Dalam pemilihan calon anggota BPK, sejak proses awal hingga menentukan anggota terpilih,  seluruhnya wewenang DPR dengan memperhatikan masukan dari DPD. Kewenangan yang besar ini sangat potensial melahirkan penyimpangan jika proses seleksi tidak dilakukan secara transparan dan minim akuntabilitas.

Gejala ini telah tampak dari komposisi 32 nama yang lolos seleksi administrasi dan makalah menurut tim kecil Komisi XI, yang terdiri dari 8 politisi caleg gagal Pemilihan Legislatif, 2 anggota BPK, 3 petinggi perusahaan, dan malah menggugurkan 30 calon dari kalangan akademisi, swasta, auditor, dan akuntan publik.

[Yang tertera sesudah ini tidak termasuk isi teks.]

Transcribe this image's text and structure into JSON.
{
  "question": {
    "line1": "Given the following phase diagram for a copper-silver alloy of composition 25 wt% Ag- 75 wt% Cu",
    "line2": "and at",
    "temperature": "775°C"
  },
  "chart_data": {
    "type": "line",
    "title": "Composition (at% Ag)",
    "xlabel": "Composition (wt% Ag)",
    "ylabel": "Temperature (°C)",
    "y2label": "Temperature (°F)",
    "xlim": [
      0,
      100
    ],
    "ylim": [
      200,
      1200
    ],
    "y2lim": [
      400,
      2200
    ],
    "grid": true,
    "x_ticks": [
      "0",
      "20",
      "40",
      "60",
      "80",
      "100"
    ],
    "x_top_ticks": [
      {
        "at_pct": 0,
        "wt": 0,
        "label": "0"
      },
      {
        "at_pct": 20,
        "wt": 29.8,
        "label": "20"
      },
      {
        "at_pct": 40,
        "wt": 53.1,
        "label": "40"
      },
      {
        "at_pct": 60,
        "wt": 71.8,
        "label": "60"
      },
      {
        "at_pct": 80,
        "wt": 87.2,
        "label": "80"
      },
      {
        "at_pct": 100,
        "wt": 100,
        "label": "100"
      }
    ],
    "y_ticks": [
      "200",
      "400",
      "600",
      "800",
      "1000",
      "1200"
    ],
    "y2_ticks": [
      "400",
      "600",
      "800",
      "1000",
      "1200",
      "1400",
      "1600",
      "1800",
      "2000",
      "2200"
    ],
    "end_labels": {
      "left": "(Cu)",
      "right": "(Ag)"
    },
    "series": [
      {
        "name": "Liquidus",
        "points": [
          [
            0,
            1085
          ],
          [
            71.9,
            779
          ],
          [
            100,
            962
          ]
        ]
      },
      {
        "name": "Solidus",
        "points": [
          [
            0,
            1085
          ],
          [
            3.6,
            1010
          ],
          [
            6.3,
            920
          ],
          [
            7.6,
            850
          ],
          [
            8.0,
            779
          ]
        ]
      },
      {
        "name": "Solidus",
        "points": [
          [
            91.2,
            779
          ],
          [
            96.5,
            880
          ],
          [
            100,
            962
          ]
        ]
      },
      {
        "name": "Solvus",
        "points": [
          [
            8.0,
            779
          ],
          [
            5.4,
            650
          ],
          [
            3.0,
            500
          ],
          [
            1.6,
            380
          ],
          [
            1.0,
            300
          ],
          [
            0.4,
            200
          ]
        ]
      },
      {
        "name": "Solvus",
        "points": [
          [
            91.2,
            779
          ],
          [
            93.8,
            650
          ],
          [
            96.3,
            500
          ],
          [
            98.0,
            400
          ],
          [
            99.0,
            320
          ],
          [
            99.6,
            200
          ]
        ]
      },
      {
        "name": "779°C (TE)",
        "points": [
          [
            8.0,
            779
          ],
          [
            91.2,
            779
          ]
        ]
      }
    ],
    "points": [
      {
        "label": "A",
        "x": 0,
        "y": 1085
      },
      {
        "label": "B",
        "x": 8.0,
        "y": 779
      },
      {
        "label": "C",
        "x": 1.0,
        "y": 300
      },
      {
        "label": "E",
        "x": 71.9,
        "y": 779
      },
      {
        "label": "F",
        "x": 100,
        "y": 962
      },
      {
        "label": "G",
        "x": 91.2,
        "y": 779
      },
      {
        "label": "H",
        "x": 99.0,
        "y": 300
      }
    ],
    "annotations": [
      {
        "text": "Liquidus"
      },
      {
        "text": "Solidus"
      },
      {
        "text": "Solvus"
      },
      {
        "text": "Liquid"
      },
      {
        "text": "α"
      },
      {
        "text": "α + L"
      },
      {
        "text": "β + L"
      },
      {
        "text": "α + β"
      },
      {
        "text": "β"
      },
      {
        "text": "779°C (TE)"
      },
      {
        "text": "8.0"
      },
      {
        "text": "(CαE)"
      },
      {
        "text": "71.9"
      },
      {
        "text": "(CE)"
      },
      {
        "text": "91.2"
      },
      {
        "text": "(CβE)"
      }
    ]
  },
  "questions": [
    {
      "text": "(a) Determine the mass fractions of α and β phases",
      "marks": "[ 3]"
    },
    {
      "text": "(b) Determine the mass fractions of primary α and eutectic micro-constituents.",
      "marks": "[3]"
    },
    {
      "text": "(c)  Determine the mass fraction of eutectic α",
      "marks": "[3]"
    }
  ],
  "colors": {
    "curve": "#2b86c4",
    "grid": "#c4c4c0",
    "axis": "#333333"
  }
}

Berdasarkan penjelasan di atas, maka Koalisi Selamatkan BPK menuntut agar:
1. Presiden Joko Widodo sebagai kepala negara memiliki perhatian khusus pada seleksi calon anggota BPK demi mendapatkan anggota BPK yang berkualitas.
2. Komisi XI mengulang proses seleksi calon anggota BPK dengan mekanisme yang lebih
transparan dan akuntabel, salah satunya dengan membentuk panitia seleksi (pansel).
3. Keterlibatan Komisi Pemberantasan Korupsi (KPK) dan publik harus dibuka seluas-luasnya untuk melakukan pengawasan dan memberikan masukan terhadap proses seleksi.

KPK dapat mengawasi sehingga tidak terjadi transaksi suap dan money politic, serta publik dapat memberikan masukan mengenai latar belakang pendaftar sehingga mencegah orang-
orang bermasalah dan mempunyai atensi pribadi menempati posisi strategis dalam BPK.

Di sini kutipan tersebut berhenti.